Mandal Monalisa, Mukhopadhyay Anirban
Department of Computer Science and Engineering, University of Kalyani, Kalyani, West Bengal, India.
PLoS One. 2014 Mar 13;9(3):e90949. doi: 10.1371/journal.pone.0090949. eCollection 2014.
The purpose of feature selection is to identify the relevant and non-redundant features from a dataset. In this article, the feature selection problem is organized as a graph-theoretic problem where a feature-dissimilarity graph is shaped from the data matrix. The nodes represent features and the edges represent their dissimilarity.
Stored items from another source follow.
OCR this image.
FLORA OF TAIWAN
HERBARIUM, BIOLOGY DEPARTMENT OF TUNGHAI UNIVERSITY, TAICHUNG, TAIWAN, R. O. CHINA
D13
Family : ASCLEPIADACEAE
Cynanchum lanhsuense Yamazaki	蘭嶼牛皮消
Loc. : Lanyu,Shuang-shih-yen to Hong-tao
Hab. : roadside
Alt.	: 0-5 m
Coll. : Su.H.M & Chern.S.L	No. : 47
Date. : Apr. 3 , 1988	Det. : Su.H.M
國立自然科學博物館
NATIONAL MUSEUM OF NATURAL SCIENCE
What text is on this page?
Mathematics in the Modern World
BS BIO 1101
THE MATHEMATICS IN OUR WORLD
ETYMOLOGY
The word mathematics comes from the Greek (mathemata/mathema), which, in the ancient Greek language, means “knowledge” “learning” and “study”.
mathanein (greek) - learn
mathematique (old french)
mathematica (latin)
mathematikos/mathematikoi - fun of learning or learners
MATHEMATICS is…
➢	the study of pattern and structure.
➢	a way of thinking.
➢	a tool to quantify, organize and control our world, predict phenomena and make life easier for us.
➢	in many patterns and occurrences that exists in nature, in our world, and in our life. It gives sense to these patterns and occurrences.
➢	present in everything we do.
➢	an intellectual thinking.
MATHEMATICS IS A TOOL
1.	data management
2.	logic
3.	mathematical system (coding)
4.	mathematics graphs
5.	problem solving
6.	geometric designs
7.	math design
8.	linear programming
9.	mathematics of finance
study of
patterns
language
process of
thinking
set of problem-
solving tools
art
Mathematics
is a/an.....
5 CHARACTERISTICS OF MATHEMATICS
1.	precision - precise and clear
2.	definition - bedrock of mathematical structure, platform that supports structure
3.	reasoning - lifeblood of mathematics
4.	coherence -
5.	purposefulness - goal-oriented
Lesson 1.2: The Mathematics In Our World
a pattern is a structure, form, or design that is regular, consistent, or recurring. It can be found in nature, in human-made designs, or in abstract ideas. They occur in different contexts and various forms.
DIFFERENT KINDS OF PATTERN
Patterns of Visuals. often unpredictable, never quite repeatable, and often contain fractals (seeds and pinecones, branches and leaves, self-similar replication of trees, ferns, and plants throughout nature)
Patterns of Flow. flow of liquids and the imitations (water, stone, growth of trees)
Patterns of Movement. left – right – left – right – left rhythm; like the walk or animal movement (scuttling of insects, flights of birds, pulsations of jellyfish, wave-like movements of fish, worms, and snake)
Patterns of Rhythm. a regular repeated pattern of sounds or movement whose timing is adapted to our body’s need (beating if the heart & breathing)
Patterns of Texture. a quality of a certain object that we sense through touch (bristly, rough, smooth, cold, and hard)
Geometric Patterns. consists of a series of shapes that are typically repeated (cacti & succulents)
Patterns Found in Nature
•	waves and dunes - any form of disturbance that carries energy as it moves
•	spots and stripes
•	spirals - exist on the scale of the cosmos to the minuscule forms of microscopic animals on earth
Both nodes and edges are given weight according to the feature's relevance and dissimilarity among the features, respectively. The problem of finding relevant and non-redundant features is then mapped into densest subgraph finding problem. We have proposed a multiobjective particle swarm optimization (PSO)-based algorithm that optimizes average node-weight and average edge-weight of the candidate subgraph simultaneously. The proposed algorithm is applied for identifying relevant and non-redundant disease-related genes from microarray gene expression data. The performance of the proposed method is compared with that of several other existing feature selection techniques on different real-life microarray gene expression datasets.
特征选择的目的是从数据集中识别出相关且非冗余的特征。在本文中,特征选择问题被组织为一个图论问题,其中从数据矩阵构建一个特征差异图。节点代表特征,边代表它们之间的差异。节点和边分别根据特征的相关性和特征之间的差异赋予权重。然后,寻找相关且非冗余特征的问题被映射为最密集子图查找问题。我们提出了一种基于多目标粒子群优化(PSO)的算法,该算法同时优化候选子图的平均节点权重和平均边权重。所提出的算法用于从微阵列基因表达数据中识别相关且非冗余的疾病相关基因。在不同的实际微阵列基因表达数据集上,将所提出方法的性能与其他几种现有特征选择技术的性能进行了比较。